About 3 minutes after the Big Bang, the temperature of the universe dropped to one billion degrees and deuterium could finally be produced by the fusion of protons and neutrons. The abundance of deuterium left over after the Big Bang carries precious information about the amount of ordinary matter and radiation permeating the Universe in its infancy. Based on experimental data of unprecedented precision obtained at LUNA (Italy), we inferred a value of matter density now in much better agreement with that derived from the relic Cosmic Microwave Background radiation still observed today. When combined with other astrophysical inputs, our results further place constraints on the amount of dark radiation not foreseen by the standard cosmological model.

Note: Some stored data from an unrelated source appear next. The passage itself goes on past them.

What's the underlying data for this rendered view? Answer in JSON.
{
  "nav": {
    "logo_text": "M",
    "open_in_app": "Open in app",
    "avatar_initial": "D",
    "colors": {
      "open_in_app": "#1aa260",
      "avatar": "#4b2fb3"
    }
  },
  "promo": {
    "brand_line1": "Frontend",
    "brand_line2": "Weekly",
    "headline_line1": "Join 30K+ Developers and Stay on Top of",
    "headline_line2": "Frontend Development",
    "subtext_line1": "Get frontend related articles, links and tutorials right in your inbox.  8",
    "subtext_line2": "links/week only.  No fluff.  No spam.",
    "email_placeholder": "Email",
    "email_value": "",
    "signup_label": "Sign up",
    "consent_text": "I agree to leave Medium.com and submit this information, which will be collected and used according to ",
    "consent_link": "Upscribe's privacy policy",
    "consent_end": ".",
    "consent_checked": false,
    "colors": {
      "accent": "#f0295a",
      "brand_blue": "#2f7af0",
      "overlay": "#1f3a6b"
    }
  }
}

In the cosmic silence of the underground Laboratories of Gran Sasso, where 1400 m of rock protect the experimental halls from external radiation, the LUNA experiment is able to recreate the processes that occurred during primordial nucleosynthesis and to bring the clock back in time to a few minutes after the birth of our Universe.

Professor Marialuisa Aliotta , from the School of Physics and Astronomy, who worked on the project said:

The fact that the theoretical primordial deuterium abundance inferred in our study is now in excellent agreement with astronomical observations provides further evidence for the validity of the standard cosmological model. This work marks the culmination of many years of intense experimental activity and represents an outstanding achievement for the entire collaboration.

LUNA is an international collaboration of about 50 scientists from Italy, Germany, Hungary and the United Kingdom. The list of collaborating institutions includes: the National Laboratories of Gran Sasso, the INFN sections and the Universities of Bari, Genoa, Milano Statale, Naples Federico II, Padua, Rome La Sapienza, Turin, and the INAF Observatory of Teramo (Italy); the Helmholtz-Zentrum Dresden-Rossendorf (Germany), the MTA-ATOMKI in Debrecen and the Konkoli Observatory of Budapest (Hungary); and the School of Physics and Astronomy of the University of Edinburgh (United Kingdom).